Dear Burning Questions,
I was wondering what my favorite teen author, Christopher Pike, is up to. Is he still writing? And also, I've been searching for the title of a book I read as a teen, but can't remember much about it other than the main character was named Stormy and was a ghost in need of fixing a problem before he could leave earth. Any ideas?

Mary Stanton
Tupelo, Mississippi

It appears your favorite writer of young adult fiction has grown up right along with you. With at least 40 young adult suspense/fantasy/horror titles to his credit—and another 25 titles in his Spooksville Series for preteens— Pike turned to adult horror in the 1990s with the publication of The Season of Passage and The Cold One.

According to Pike's publicist at Tor, his next book, The Blind Mirror, is scheduled for release in May 2003. At the center of the story is David, 28, an artist recovering from a bad breakup. (But then, who isn't?) Things turn spooky when David discovers the mysterious and beautiful Sienna half buried on a California beach.

Born Kevin McFadden in Brooklyn in 1954, Pike moved with his family to California, where he still lives. When he was in high school, eight of his friends died from suicide, accidents and illness. His realization of how fragile life can be manifests itself in his horror stories, which he says examine human vulnerability and our fear of death.

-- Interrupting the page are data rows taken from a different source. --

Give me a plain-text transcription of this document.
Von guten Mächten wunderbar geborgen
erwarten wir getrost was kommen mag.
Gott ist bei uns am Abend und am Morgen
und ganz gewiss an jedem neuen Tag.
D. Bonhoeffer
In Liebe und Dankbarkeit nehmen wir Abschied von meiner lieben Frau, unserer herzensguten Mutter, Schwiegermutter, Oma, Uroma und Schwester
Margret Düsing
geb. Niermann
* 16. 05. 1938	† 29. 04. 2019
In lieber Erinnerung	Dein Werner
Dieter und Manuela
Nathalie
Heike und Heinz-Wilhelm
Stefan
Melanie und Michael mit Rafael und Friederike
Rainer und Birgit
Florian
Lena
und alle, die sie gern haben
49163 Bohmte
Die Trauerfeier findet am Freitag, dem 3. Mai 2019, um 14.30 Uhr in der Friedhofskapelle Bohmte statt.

Although we were able to conjure up some of Pike's demons, we couldn't demystify your ghostly childhood memory. Maybe a BQ reader can supply the answer to your haunting question.



CAT'S GOT HER TONGUE

Dear Burning Questions,
We have been reading a sci-fi series, The Sholan Alliance, by Lisanne Norman. The series began with Turning Point and the fifth book was Stronghold Rising. Her sixth book was to be called Between Darkness and Light. It was to be out in April two years ago, but was not. Miss Norman is an English writer. Can you let us know what happened to her and her books?

Kativa Conroy
Ebro, Florida

Maybe Miss Norman decided to take a catnap. All we know for sure is that her new book, Between Darkness and Light, will go on sale January 7 from Daw Books. And to clear things up, this is actually the seventh title in the Sholan Alliance series, which started in 1993 with Turning Point and continued with Fortune's Wheel, Fire Margins, Razor's Edge, Dark Nadir and Stronghold Rising. A former teacher, Norman studied the behavior of cats large and small to help create the Sholan, the cat-like species who team with human colonists to fight against evil Valtegan invaders.



WORTH READING

This year's finalists for the National Book Awards didn't include some of the choices we might have expected (The Lovely Bones, Middlesex), but there are many fine selections, nonetheless, for anyone trying to find a proverbial "good book." Winners will be announced after BookPage goes to press:

Fiction
Big If, Mark Costello (Norton)
Three Junes, Julia Glass (Pantheon)
You Are Not a Stranger Here, Adam Haslett (Nan A. Talese/Doubleday)
Gorgeous Lies, Martha McPhee (Harcourt)
The Heaven of Mercury, Brad Watson (Norton)

Nonfiction
Master of the Senate: The Years of Lyndon Johnson, Robert Caro (Knopf)
When Smoke Ran Like Water: Tales of Environmental Deception and the Battle Against Pollution, Devra Davis (Basic)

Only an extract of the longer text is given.